You might think that DP Jeff Cronenweth, having worked with director David Fincher on Fight Club, and garnering Oscar and ASC nods with the same director for his work on The Social Network was automatically set to shoot the American adaptation of The Girl with the Dragoon Tattoo.

But Fincher was going for a “Swedish feel,” on the film, as Cronenweth recounts, and using a lot of cast and crew from that country.

Which, he thought, meant that he’d be on other projects until such time as he and Fincher met again. That turned out to be more or less right away, as Cronenweth found himself shooting  in Miami, after the director was a week or two into work on his new film. But then he saw he had a call from Tattoo’s assistant A.D., and “I knew what was up.”

He flew over to meet the director and found himself the new D.P. It was his “first time taking over for someone,” which he acknowledges isn’t really a situation you “want to see.” But everyone “was supportive, and David and I had a long-standing relationship.”

But the Swedish influences were still profound – not only were director and DP both consciously aware of the influences of the great Scandinavian cinematographer Sven Nykvist, but “the weather and winters of Sweden are secondary characters in the movie.”

Which allowed additional faithfulness to the source material, as Fincher was “determined to stay true to the book as much as he could.”

That faithfulness included spending time shooting in Stockholm and (Swedish) Lapland, as well as scenes in Zurich, London, Norway and sound stages in  L.A. But of the Swedish locations, Cronenweth notes Nykvist’s trademark “Swedish soft lights” are the results of limited sunlight and lots of winter haze. “You’re surrounded by so much water – the moisture adds to it,” he said.

Rooney Mara and Daniel Craig star in Columbia Pictures’ The Girl With The Dragon Tattoo.

It also adds to tricky shooting conditions, as he recalled one night-set motorcycle chase requiring constant de-icing of the roads. And yet for all the days of short sun and plunging temperatures, there was much given back, visually. “The country has a long history,” he said, and all the interiors – the “stone, wood and fireplaces” – evoked that richness and history on film.

And by “film,” of course, we mean digits. Shooting began on a Red One, but during production “the (Red) Epic had just been released,” so that was worked into production, especially once Sony’s Spiderman reboot wrapped, and “we got all their (data) cards!”

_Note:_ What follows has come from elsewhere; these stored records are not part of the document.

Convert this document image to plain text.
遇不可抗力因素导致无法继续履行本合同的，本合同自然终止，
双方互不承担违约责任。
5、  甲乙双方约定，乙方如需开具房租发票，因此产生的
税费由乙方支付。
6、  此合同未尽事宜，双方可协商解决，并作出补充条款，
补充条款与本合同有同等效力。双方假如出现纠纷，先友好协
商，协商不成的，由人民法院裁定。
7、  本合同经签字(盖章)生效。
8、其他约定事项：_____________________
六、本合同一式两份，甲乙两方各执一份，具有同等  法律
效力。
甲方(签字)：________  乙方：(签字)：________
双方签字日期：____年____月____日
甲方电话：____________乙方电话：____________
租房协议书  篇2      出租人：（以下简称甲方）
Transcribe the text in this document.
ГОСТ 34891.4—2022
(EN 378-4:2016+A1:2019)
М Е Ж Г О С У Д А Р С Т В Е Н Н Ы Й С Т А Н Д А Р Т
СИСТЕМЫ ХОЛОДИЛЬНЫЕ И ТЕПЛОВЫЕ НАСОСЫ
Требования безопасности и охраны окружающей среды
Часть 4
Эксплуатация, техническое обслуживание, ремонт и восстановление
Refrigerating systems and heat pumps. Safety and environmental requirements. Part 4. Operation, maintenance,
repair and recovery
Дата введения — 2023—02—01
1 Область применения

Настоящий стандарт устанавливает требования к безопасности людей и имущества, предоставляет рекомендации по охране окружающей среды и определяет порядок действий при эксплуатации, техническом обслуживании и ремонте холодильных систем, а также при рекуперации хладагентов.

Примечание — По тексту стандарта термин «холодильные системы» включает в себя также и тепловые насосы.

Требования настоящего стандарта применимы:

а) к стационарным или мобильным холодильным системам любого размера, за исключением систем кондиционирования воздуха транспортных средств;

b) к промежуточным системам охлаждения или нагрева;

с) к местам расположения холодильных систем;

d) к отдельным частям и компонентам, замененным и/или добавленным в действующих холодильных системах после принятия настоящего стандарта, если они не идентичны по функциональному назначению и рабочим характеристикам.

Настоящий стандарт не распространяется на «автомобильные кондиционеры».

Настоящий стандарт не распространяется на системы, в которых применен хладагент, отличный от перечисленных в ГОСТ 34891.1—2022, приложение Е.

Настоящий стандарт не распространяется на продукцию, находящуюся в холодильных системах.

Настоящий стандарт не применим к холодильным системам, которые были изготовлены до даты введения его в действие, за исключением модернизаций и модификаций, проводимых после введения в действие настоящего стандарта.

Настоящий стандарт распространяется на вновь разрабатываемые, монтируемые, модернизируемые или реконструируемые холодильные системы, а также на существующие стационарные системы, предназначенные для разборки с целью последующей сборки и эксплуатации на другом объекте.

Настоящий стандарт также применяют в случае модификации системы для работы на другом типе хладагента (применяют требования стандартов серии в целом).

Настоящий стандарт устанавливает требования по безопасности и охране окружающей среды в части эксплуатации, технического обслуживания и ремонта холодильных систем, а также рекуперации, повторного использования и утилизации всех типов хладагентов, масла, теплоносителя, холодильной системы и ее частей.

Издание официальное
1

Cronenweth thinks the digital era in cinematography has pretty much fully arrived, citing his fellow nominee (and “one of the masters”) from last year, Roger Deakins, who shot the recent In Time on an Arri Alexa and announced, “there’s no reason to go back.”

Of course, not going back has its complications. As Cronenweth says of his craft, “it’s important to be around for color correction.” But of course, much of that happens in post, when most DPs aren’t paid to stick around

In Cronenweth’s case, his steady commercial work allowed him the flexibility to stay involved and make sure not only the tattoos in Tattoo looked like they were supposed to, a strategy which he describes as “trying to earn a living while being available.”

Whether this same team reunites for an English-language adaptation of the second of Larsson’s books remains to be seen, but Fincher, meanwhile, is prepping a Captain Nemo tentpole at Disney (along with the TV series House of Cards), and Cronenweth is putatively involved in a different kind of international thriller for another director – where terrain is likely to be a character, too, just not the snowy/misty kind.

That geography waits to be explored in a subsequent “contender” season.